Therefore, when Jewell came to me as a student in my Feminist Rhetorics class (a 3000-level elective course within our Writing, Rhetoric, and Communication (WRC) major) telling me her idea for her final project stemmed from connections she made between our class readings and
the conversations and readings she’d had in the Introduction to Classical Rhetoric course she had recently taken, I was thrilled. Jewell told me our class conversations made her reconsider what she had thought about logical fallacies, rhetorical content that had seemed rather innocuous just a few months prior during conversations in Intro to Classical Rhetoric. Whereas previously, learning about logical fallacies in order to consider the strength of one’s own and others’ arguments had seemed a rather innocent if not helpful task, she was now beginning to re-consider the presumed straightforward, objective nature with which logical fallacies are often presented. And she started wondering if, as with other topics we had considered in class, the very idea of a logical fallacy as well as the way logical fallacies are often discussed might be excluding or devaluing marginalized groups, particularly women.

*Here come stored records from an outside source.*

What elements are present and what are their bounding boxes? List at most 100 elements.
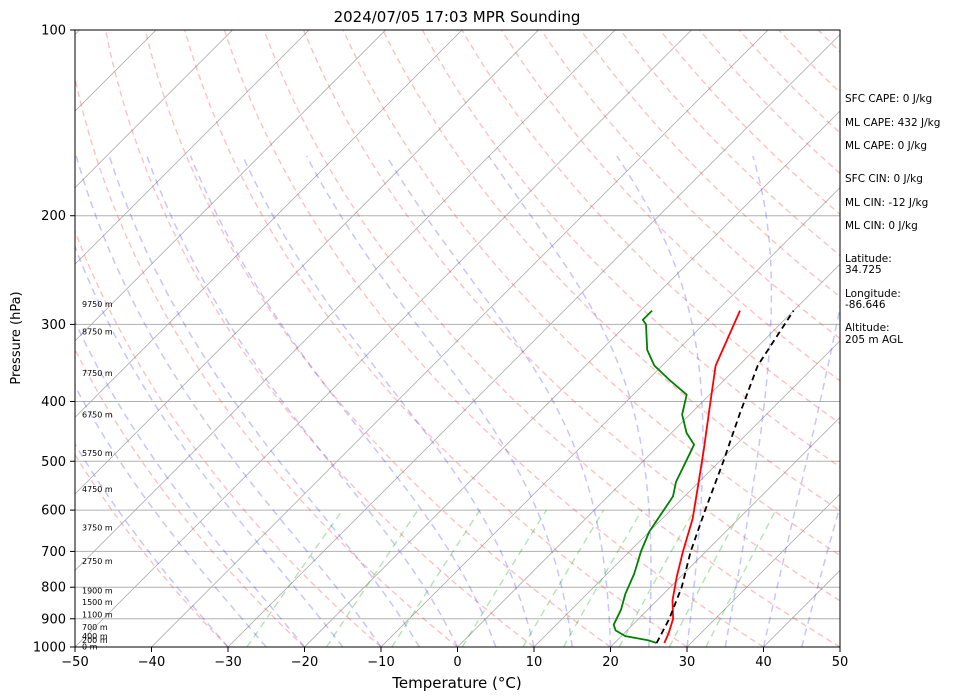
longitude-value: -86.646 [845, 299, 886, 311]
isotherm-line [75, 30, 463, 418]
dry-adiabat-line [302, 30, 840, 602]
y-tick-label: 600 [41, 504, 66, 519]
plot-frame [74, 29, 841, 648]
dry-adiabat-line [75, 453, 229, 647]
annotation-panel: SFC CAPE: 0 J/kg ML CAPE: 432 J/kg ML CA… [845, 93, 940, 346]
height-label: 1100 m [82, 610, 113, 619]
y-tick-label: 500 [41, 455, 66, 470]
dry-adiabat-line [75, 75, 458, 647]
height-label: 700 m [82, 623, 108, 632]
x-tick-label: 50 [832, 655, 849, 670]
x-axis: −50 −40 −30 −20 −10 0 10 20 30 40 50 [61, 647, 848, 670]
y-axis-label: Pressure (hPa) [9, 291, 24, 384]
x-tick-label: 30 [679, 655, 696, 670]
mixing-ratio-line [562, 509, 643, 647]
x-tick-label: −50 [61, 655, 88, 670]
isotherm-line [75, 30, 616, 572]
x-tick-label: −10 [367, 655, 394, 670]
height-label: 2750 m [82, 557, 113, 566]
y-tick-label: 1000 [33, 641, 66, 656]
mixing-ratio-line [668, 509, 743, 647]
x-tick-label: −40 [138, 655, 165, 670]
moist-adiabat-line [75, 442, 229, 647]
dry-adiabat-line [619, 30, 840, 257]
dry-adiabat-line [659, 30, 840, 216]
plot-area [0, 30, 840, 647]
y-axis: 100 200 300 400 500 600 700 800 900 1000 [33, 24, 75, 656]
altitude-value: 205 m AGL [845, 334, 903, 346]
temperature-line [663, 310, 741, 644]
mixing-ratio-line [522, 509, 605, 647]
mixing-ratio-line [246, 509, 343, 647]
x-axis-label: Temperature (°C) [391, 674, 521, 692]
moist-adiabat-line [108, 155, 420, 647]
mixing-ratio-line [391, 509, 481, 647]
height-label: 0 m [82, 642, 98, 651]
isotherm-line [75, 30, 692, 647]
moist-adiabat-line [305, 155, 574, 647]
sounding-lines [612, 309, 795, 644]
moist-adiabat-line [242, 155, 535, 647]
background-lines [0, 30, 840, 647]
ml-cape-2-text: ML CAPE: 0 J/kg [845, 140, 927, 152]
y-tick-label: 900 [41, 612, 66, 627]
height-label: 5750 m [82, 449, 113, 458]
isotherm-line [75, 30, 310, 265]
dry-adiabat-line [342, 30, 840, 557]
isotherm-line [75, 30, 386, 342]
dry-adiabat-line [75, 229, 382, 647]
x-tick-label: 10 [526, 655, 543, 670]
moist-adiabat-line [75, 384, 267, 647]
ml-cape-text: ML CAPE: 432 J/kg [845, 117, 940, 129]
latitude-value: 34.725 [845, 264, 882, 276]
parcel-path-line [655, 310, 795, 644]
moist-adiabat-line [75, 320, 306, 647]
isotherm-line [227, 33, 840, 647]
height-label: 400 m [82, 632, 108, 641]
ml-cin-text: ML CIN: -12 J/kg [845, 197, 928, 209]
moist-adiabat-line [385, 155, 612, 647]
x-tick-label: −20 [291, 655, 318, 670]
height-label: 200 m [82, 636, 108, 645]
dry-adiabat-line [223, 30, 764, 647]
height-label: 3750 m [82, 523, 113, 532]
y-tick-label: 100 [41, 24, 66, 39]
dry-adiabat-line [699, 30, 840, 175]
height-label: 7750 m [82, 369, 113, 378]
height-labels: 9750 m 8750 m 7750 m 6750 m 5750 m 4750 m 3750… [82, 300, 113, 651]
moist-adiabat-line [616, 155, 704, 647]
mixing-ratio-line [325, 509, 419, 647]
x-tick-label: 40 [755, 655, 772, 670]
isotherm-line [686, 493, 840, 647]
moist-adiabat-line [724, 155, 773, 647]
dry-adiabat-line [421, 30, 840, 468]
longitude-label: Longitude: [845, 288, 901, 300]
moist-adiabat-line [189, 155, 497, 647]
isotherm-line [533, 340, 840, 647]
dewpoint-line [612, 309, 695, 644]
isotherm-line [380, 187, 840, 647]
moist-adiabat-line [488, 155, 652, 647]
isotherm-line [304, 110, 840, 647]
isotherm-line [75, 30, 233, 189]
sfc-cin-text: SFC CIN: 0 J/kg [845, 173, 923, 185]
height-label: 1900 m [82, 587, 113, 596]
chart-title: 2024/07/05 17:03 MPR Sounding [334, 8, 581, 26]
x-tick-label: 20 [602, 655, 619, 670]
height-label: 9750 m [82, 300, 113, 309]
dry-adiabat-line [104, 30, 535, 647]
sfc-cape-text: SFC CAPE: 0 J/kg [845, 93, 932, 105]
y-tick-label: 300 [41, 318, 66, 333]
dry-adiabat-line [461, 30, 840, 425]
height-label: 1500 m [82, 598, 113, 607]
dry-adiabat-line [263, 30, 840, 647]
dry-adiabat-line [501, 30, 840, 382]
dry-adiabat-line [184, 30, 688, 647]
dry-adiabat-line [75, 348, 305, 647]
isotherm-line [75, 30, 539, 495]
isotherm-line [610, 416, 840, 647]
mixing-ratio-line [705, 509, 777, 647]
dry-adiabat-line [540, 30, 840, 340]
height-label: 6750 m [82, 411, 113, 420]
isotherm-line [0, 30, 3, 647]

Jewell worked hard to develop her ideas over the next several weeks of our class and eventually produced a tight, insightful, well-supported argument, which she presented in a traditional 18-page paper that brought together sources and conversations from a number of other classes she’d taken, including Digital Rhetoric and a sociology course titled “Gender and Society.” That paper is not, of course, exactly what you see here in TheJump+, and that is because Jewell chose to expand upon the project she originally produced for Feminist Rhetorics and to revise it—especially by remediating it into a digital format—for her Senior Seminar project. All WRC majors take a capstone course that we call Senior Seminar, and the
apex of that course is the completion of a project that, to oversimplify, can take pretty much any form the student would like as long as it demonstrates thoughtful engagement with their previous three years’ worth of WRC coursework. We encourage but do not require the use of multiple media; the same is true for remixing or revising prior projects.

At the end of Senior Seminar, Jewell presented and defended the site you see here in front of a panel of two TU faculty—the professor of the Senior Seminar course and me—and one TU alum who has continued to study communication and has also added political organizing and activism to her achievements. All of us were deeply impressed with Jewell’s ability to critically examine logical fallacies; to pull together such a range of content, including creating multimedia content of her own in the form of videos and blog posts embedded in the site; and to present it all in such a well-designed site that is carefully pitched at an audience that may not have any prior knowledge of feminist or classical rhetorics. I hope not only that all readers
of this journal will enjoy Jewell’s piece as much as I did but also that they will follow Jewell’s lead and question the seemingly innocuous content they encounter, whether that’s in a classroom, a living room, or a break room.